O meteorologista e agrônomo Ronaldo Coutinho alertou para a possibilidade de novas cheias em Santa Catarina ao longo de 2026, especialmente em regiões como o Vale do Rio Tubarão. A declaração foi feita em entrevista ao programa Notícias da Cidade, da Rádio Cidade Tubarão 103.7 FM, nesta quarta-feira (24).
Segundo o especialista, embora não haja garantia de um evento extremo como o registrado em 1974, as condições climáticas indicam um cenário propício para ocorrências de enchentes no estado ao longo do ano.
“Não é que vai ocorrer, mas nós temos as condições favoráveis para que tenhamos uma ou mais cheias em Santa Catarina”, afirmou.

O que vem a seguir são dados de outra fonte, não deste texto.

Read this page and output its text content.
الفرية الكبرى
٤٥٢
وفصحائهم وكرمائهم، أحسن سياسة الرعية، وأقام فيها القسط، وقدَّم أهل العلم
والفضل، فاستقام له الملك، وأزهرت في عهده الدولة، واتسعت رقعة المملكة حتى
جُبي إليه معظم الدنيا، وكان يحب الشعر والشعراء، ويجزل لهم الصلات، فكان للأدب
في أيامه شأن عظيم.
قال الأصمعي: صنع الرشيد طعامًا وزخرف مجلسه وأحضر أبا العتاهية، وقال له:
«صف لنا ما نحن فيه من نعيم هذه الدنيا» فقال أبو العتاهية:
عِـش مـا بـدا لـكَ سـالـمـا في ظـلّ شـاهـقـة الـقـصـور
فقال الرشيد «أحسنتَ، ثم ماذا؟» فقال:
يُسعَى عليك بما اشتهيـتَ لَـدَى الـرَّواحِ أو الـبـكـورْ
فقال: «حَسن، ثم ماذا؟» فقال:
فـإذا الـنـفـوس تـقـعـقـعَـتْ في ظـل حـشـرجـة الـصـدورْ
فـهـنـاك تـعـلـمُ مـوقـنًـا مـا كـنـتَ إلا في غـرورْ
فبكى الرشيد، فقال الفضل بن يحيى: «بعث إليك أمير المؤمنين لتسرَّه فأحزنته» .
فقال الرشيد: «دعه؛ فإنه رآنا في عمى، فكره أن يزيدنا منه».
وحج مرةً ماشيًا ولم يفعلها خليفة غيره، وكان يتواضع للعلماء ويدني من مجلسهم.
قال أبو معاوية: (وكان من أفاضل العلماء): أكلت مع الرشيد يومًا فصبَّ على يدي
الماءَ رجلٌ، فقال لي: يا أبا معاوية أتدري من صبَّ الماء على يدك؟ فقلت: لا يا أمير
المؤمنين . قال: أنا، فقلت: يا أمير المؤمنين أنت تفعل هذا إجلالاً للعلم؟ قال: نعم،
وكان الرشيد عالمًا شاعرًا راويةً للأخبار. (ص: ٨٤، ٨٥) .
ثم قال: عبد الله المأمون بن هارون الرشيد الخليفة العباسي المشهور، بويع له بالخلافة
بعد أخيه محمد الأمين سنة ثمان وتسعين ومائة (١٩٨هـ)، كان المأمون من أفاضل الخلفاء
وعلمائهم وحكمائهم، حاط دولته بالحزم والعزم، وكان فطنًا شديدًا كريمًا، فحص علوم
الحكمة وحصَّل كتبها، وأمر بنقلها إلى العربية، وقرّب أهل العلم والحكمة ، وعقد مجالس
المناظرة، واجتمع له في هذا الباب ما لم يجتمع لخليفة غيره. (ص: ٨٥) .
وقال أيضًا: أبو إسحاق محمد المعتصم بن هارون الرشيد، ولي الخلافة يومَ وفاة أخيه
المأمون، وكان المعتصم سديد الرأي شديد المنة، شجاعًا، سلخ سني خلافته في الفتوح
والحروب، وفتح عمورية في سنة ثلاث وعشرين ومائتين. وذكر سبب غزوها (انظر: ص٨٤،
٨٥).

Período de maior risco começa em maio
De acordo com Coutinho, o período crítico deve iniciar em maio e se estender até o final do ano, com maior atenção entre os meses de agosto, setembro e outubro.
O meteorologista destacou que o Rio Tubarão, por sua extensão e características geográficas, está entre as áreas mais suscetíveis a episódios de cheia.
Influência do El Niño aumenta risco
Um dos principais fatores apontados para o aumento do risco é a formação do fenômeno El Niño, que começa a se configurar neste trimestre e deve se intensificar a partir do inverno.
“Nós vamos ter o El Niño começando agora neste trimestre. Ele se define a partir de maio e junho e se acopla à atmosfera no inverno”, explicou.
Segundo ele, esse fenômeno favorece a ocorrência de chuvas frequentes e prolongadas na região Sul do Brasil.
Diferença entre El Niño e La Niña
O especialista também explicou como diferentes fenômenos climáticos influenciam as enchentes em Santa Catarina:
- El Niño: provoca chuvas mais frequentes e prolongadas, aumentando o risco de enchentes duradouras e recorrentes
- La Niña: pode gerar eventos intensos, porém de curta duração
- Neutralidade: também pode apresentar episódios de cheia, com menor previsibilidade
Coutinho relembrou eventos históricos associados ao El Niño, como as enchentes de 1974, 2015 e 2023.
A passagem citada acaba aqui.